Page:Calderón - Théâtre, trad. Hinard, tome III.djvu/274

La bibliothèque libre.
Cette page a été validée par deux contributeurs.

LE PRINCE CONSTANT.

(EL PRINCIPE CONSTANTE.)



NOTICE.


Le Prince constant étant une comédie historique, nous allons d’abord, selon notre habitude, exposer rapidement les faits d’après lesquels le poëte a composé son ouvrage.

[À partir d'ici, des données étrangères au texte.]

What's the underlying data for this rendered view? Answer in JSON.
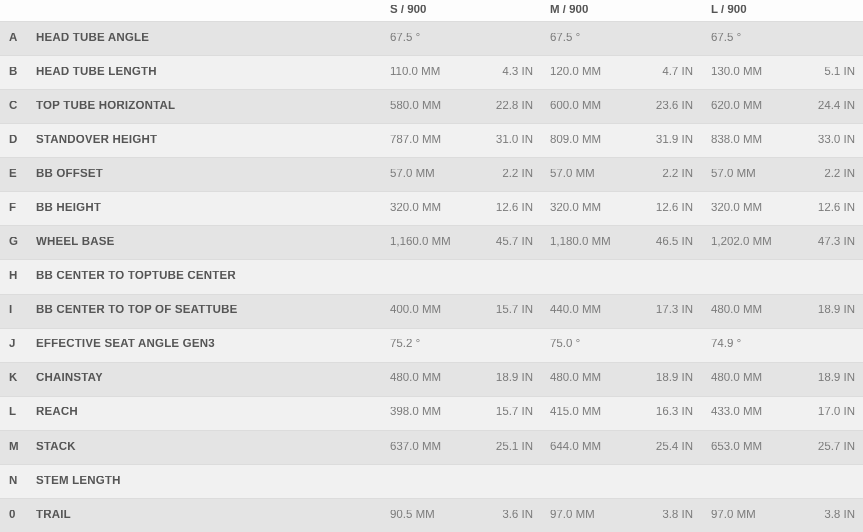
{
  "header": {
    "sizes": [
      "S / 900",
      "M / 900",
      "L / 900"
    ]
  },
  "rows": [
    {
      "letter": "A",
      "label": "HEAD TUBE ANGLE",
      "s_mm": "67.5 °",
      "s_in": "",
      "m_mm": "67.5 °",
      "m_in": "",
      "l_mm": "67.5 °",
      "l_in": ""
    },
    {
      "letter": "B",
      "label": "HEAD TUBE LENGTH",
      "s_mm": "110.0 MM",
      "s_in": "4.3 IN",
      "m_mm": "120.0 MM",
      "m_in": "4.7 IN",
      "l_mm": "130.0 MM",
      "l_in": "5.1 IN"
    },
    {
      "letter": "C",
      "label": "TOP TUBE HORIZONTAL",
      "s_mm": "580.0 MM",
      "s_in": "22.8 IN",
      "m_mm": "600.0 MM",
      "m_in": "23.6 IN",
      "l_mm": "620.0 MM",
      "l_in": "24.4 IN"
    },
    {
      "letter": "D",
      "label": "STANDOVER HEIGHT",
      "s_mm": "787.0 MM",
      "s_in": "31.0 IN",
      "m_mm": "809.0 MM",
      "m_in": "31.9 IN",
      "l_mm": "838.0 MM",
      "l_in": "33.0 IN"
    },
    {
      "letter": "E",
      "label": "BB OFFSET",
      "s_mm": "57.0 MM",
      "s_in": "2.2 IN",
      "m_mm": "57.0 MM",
      "m_in": "2.2 IN",
      "l_mm": "57.0 MM",
      "l_in": "2.2 IN"
    },
    {
      "letter": "F",
      "label": "BB HEIGHT",
      "s_mm": "320.0 MM",
      "s_in": "12.6 IN",
      "m_mm": "320.0 MM",
      "m_in": "12.6 IN",
      "l_mm": "320.0 MM",
      "l_in": "12.6 IN"
    },
    {
      "letter": "G",
      "label": "WHEEL BASE",
      "s_mm": "1,160.0 MM",
      "s_in": "45.7 IN",
      "m_mm": "1,180.0 MM",
      "m_in": "46.5 IN",
      "l_mm": "1,202.0 MM",
      "l_in": "47.3 IN"
    },
    {
      "letter": "H",
      "label": "BB CENTER TO TOPTUBE CENTER",
      "s_mm": "",
      "s_in": "",
      "m_mm": "",
      "m_in": "",
      "l_mm": "",
      "l_in": ""
    },
    {
      "letter": "I",
      "label": "BB CENTER TO TOP OF SEATTUBE",
      "s_mm": "400.0 MM",
      "s_in": "15.7 IN",
      "m_mm": "440.0 MM",
      "m_in": "17.3 IN",
      "l_mm": "480.0 MM",
      "l_in": "18.9 IN"
    },
    {
      "letter": "J",
      "label": "EFFECTIVE SEAT ANGLE GEN3",
      "s_mm": "75.2 °",
      "s_in": "",
      "m_mm": "75.0 °",
      "m_in": "",
      "l_mm": "74.9 °",
      "l_in": ""
    },
    {
      "letter": "K",
      "label": "CHAINSTAY",
      "s_mm": "480.0 MM",
      "s_in": "18.9 IN",
      "m_mm": "480.0 MM",
      "m_in": "18.9 IN",
      "l_mm": "480.0 MM",
      "l_in": "18.9 IN"
    },
    {
      "letter": "L",
      "label": "REACH",
      "s_mm": "398.0 MM",
      "s_in": "15.7 IN",
      "m_mm": "415.0 MM",
      "m_in": "16.3 IN",
      "l_mm": "433.0 MM",
      "l_in": "17.0 IN"
    },
    {
      "letter": "M",
      "label": "STACK",
      "s_mm": "637.0 MM",
      "s_in": "25.1 IN",
      "m_mm": "644.0 MM",
      "m_in": "25.4 IN",
      "l_mm": "653.0 MM",
      "l_in": "25.7 IN"
    },
    {
      "letter": "N",
      "label": "STEM LENGTH",
      "s_mm": "",
      "s_in": "",
      "m_mm": "",
      "m_in": "",
      "l_mm": "",
      "l_in": ""
    },
    {
      "letter": "0",
      "label": "TRAIL",
      "s_mm": "90.5 MM",
      "s_in": "3.6 IN",
      "m_mm": "97.0 MM",
      "m_in": "3.8 IN",
      "l_mm": "97.0 MM",
      "l_in": "3.8 IN"
    }
  ],
  "colors": {
    "row_dark": "#e4e4e4",
    "row_light": "#f1f1f1",
    "header_bg": "#fdfdfd",
    "label_text": "#555555",
    "value_text": "#7b7b7b"
  }
}
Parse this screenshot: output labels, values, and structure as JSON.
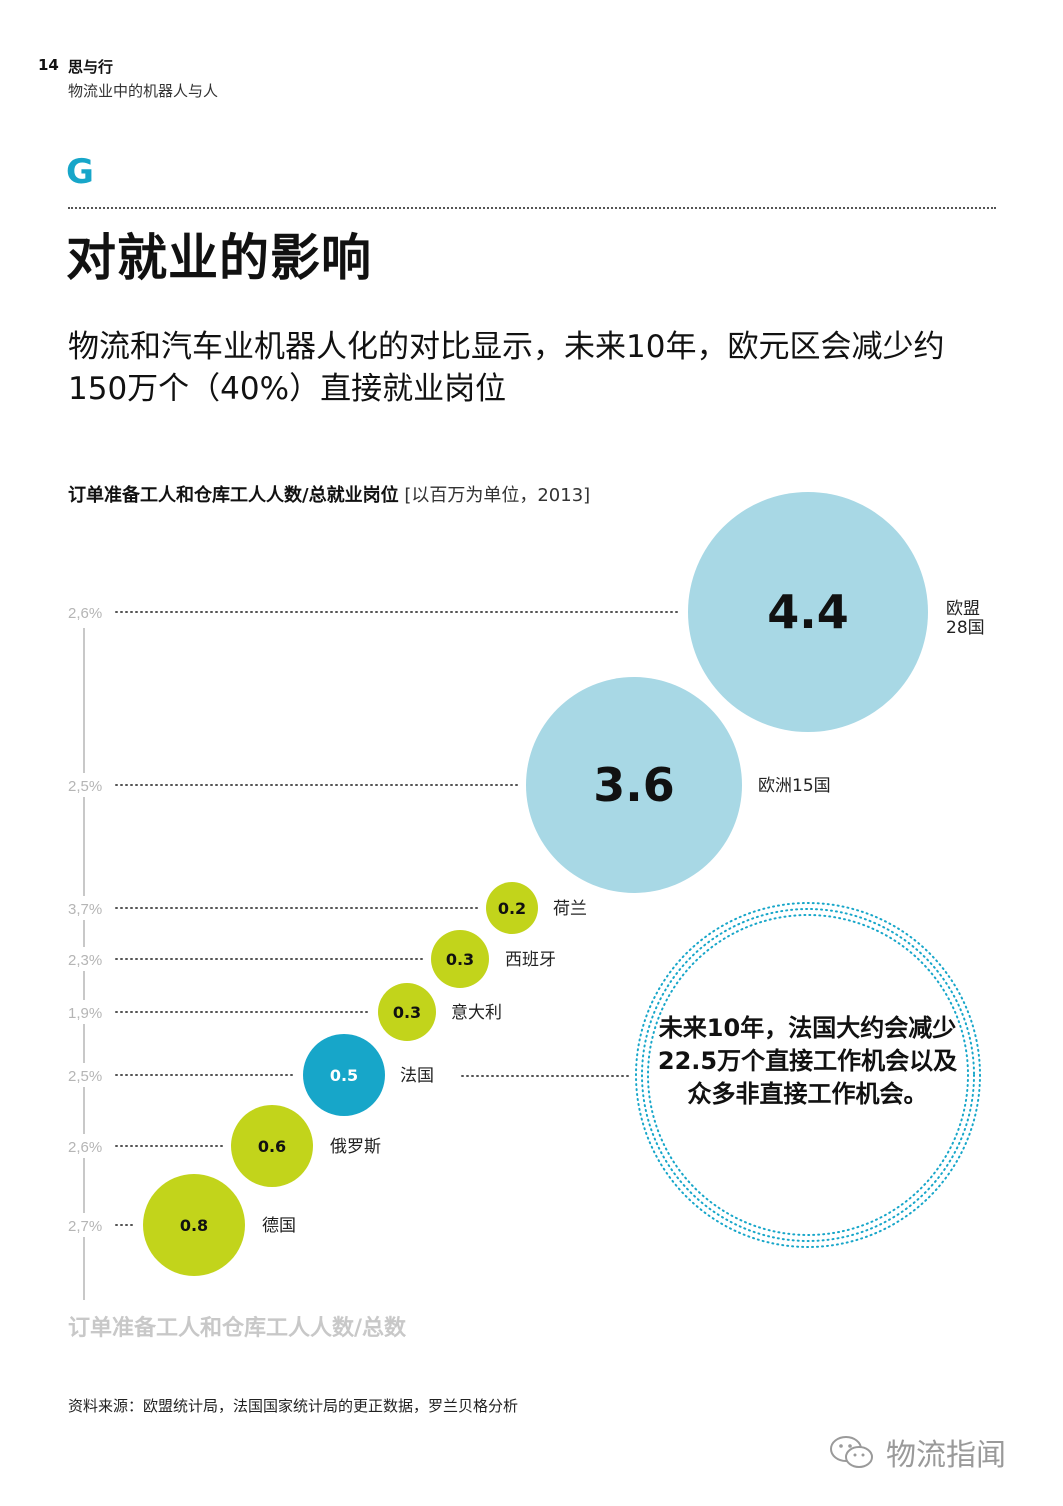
{
  "header": {
    "page_number": "14",
    "section_name": "思与行",
    "subtitle": "物流业中的机器人与人"
  },
  "section": {
    "letter": "G",
    "title": "对就业的影响",
    "lead": "物流和汽车业机器人化的对比显示，未来10年，欧元区会减少约150万个（40%）直接就业岗位"
  },
  "chart_title": {
    "bold": "订单准备工人和仓库工人人数/总就业岗位",
    "light": "[以百万为单位，2013]"
  },
  "chart_data": {
    "type": "scatter",
    "title": "订单准备工人和仓库工人人数/总就业岗位",
    "xlabel": "订单准备工人和仓库工人人数/总数",
    "unit_note": "以百万为单位，2013",
    "points": [
      {
        "label": "德国",
        "value": 0.8,
        "value_label": "0.8",
        "share_label": "2,7%",
        "color": "#c2d41b",
        "text_color": "#111111"
      },
      {
        "label": "俄罗斯",
        "value": 0.6,
        "value_label": "0.6",
        "share_label": "2,6%",
        "color": "#c2d41b",
        "text_color": "#111111"
      },
      {
        "label": "法国",
        "value": 0.5,
        "value_label": "0.5",
        "share_label": "2,5%",
        "color": "#17a6c9",
        "text_color": "#ffffff"
      },
      {
        "label": "意大利",
        "value": 0.3,
        "value_label": "0.3",
        "share_label": "1,9%",
        "color": "#c2d41b",
        "text_color": "#111111"
      },
      {
        "label": "西班牙",
        "value": 0.3,
        "value_label": "0.3",
        "share_label": "2,3%",
        "color": "#c2d41b",
        "text_color": "#111111"
      },
      {
        "label": "荷兰",
        "value": 0.2,
        "value_label": "0.2",
        "share_label": "3,7%",
        "color": "#c2d41b",
        "text_color": "#111111"
      },
      {
        "label": "欧洲15国",
        "value": 3.6,
        "value_label": "3.6",
        "share_label": "2,5%",
        "color": "#a8d8e5",
        "text_color": "#111111"
      },
      {
        "label": "欧盟28国",
        "value": 4.4,
        "value_label": "4.4",
        "share_label": "2,6%",
        "color": "#a8d8e5",
        "text_color": "#111111"
      }
    ]
  },
  "callout": {
    "text": "未来10年，法国大约会减少22.5万个直接工作机会以及众多非直接工作机会。"
  },
  "source": "资料来源：欧盟统计局，法国国家统计局的更正数据，罗兰贝格分析",
  "watermark": {
    "text": "物流指闻",
    "icon": "wechat-icon"
  },
  "colors": {
    "accent": "#17a6c9",
    "green": "#c2d41b",
    "light_blue": "#a8d8e5",
    "axis_gray": "#c8c8c8"
  }
}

En 1437, les deux infants de Portugal, Fernand, grand maître de l’ordre d’Avis, et Henri, grand maître de l’ordre du Christ, tous deux vaillants et avides de gloire, proposèrent au roi don Édouard, leur frère, de porter la guerre en Afrique, où la bravoure des Portugais s’était déjà signalée. Malgré l’opinion des hommes les plus sages du conseil, le roi donna son consentement à ce projet ; et bientôt les infants et leur armée, au nombre de sept à huit mille hommes, débarquaient sur la côte africaine. Après quelques succès de peu d’importance, les infants mirent le siège devant Tanger. Ils livrèrent inutilement trois assauts. Sans se laisser décourager par cette résistance, et bien qu’ils manquassent d’eau et de vivres, ils maintenaient leur camp devant la place, lorsqu’ils se trouvèrent enveloppés par des masses prodigieuses d’infanterie et de cavalerie arabe : c’étaient les populations de Fez et de Maroc qui accouraient au secours de leurs frères. Les Portugais eurent la permission de se rembarquer, à la condition de rendre Ceuta ; et l’infant don Fernand, promoteur de la guerre, fut gardé en otage, jusqu’à la ratification de ce traité. — Lorsque l’infant don Henri fut de retour en Portugal, le roi convoqua les Cortez pour savoir ce que l’on devait faire. Les députés des villes furent d’avis qu’on devait donner Ceuta pour racheter la liberté et la vie d’un prince du sang. Mais les grands et le clergé pensèrent que restituer cette ville, c’était exposer les habitants à chanceler dans leur foi, et qu’il valait mieux procurer au prince chrétien la couronne du martyre. Fernand resta donc captif en Afrique. — L’année suivante (1438), Édouard, par son testament, ordonna qu’on rachetât l’infant en rendant Ceuta ; mais comme son fils était mineur, cette clause du testament ne reçut pas d’exécution ; et en 1443, l’infant mourut de langueur et de misère après six années de captivité. — Ce fut seulement vingt-neuf ans plus tard que le roi Alphonse, à la suite d’une brillante expédition en Afrique, échangea un prisonnier de distinction contre le corps du prince. — Fernand fut honoré comme un martyr, et, s’il faut en croire la légende, de nombreux miracles se seraient opérés par son intercession dans le monastère de la Batailla, où ses restes mortels avaient été transportés.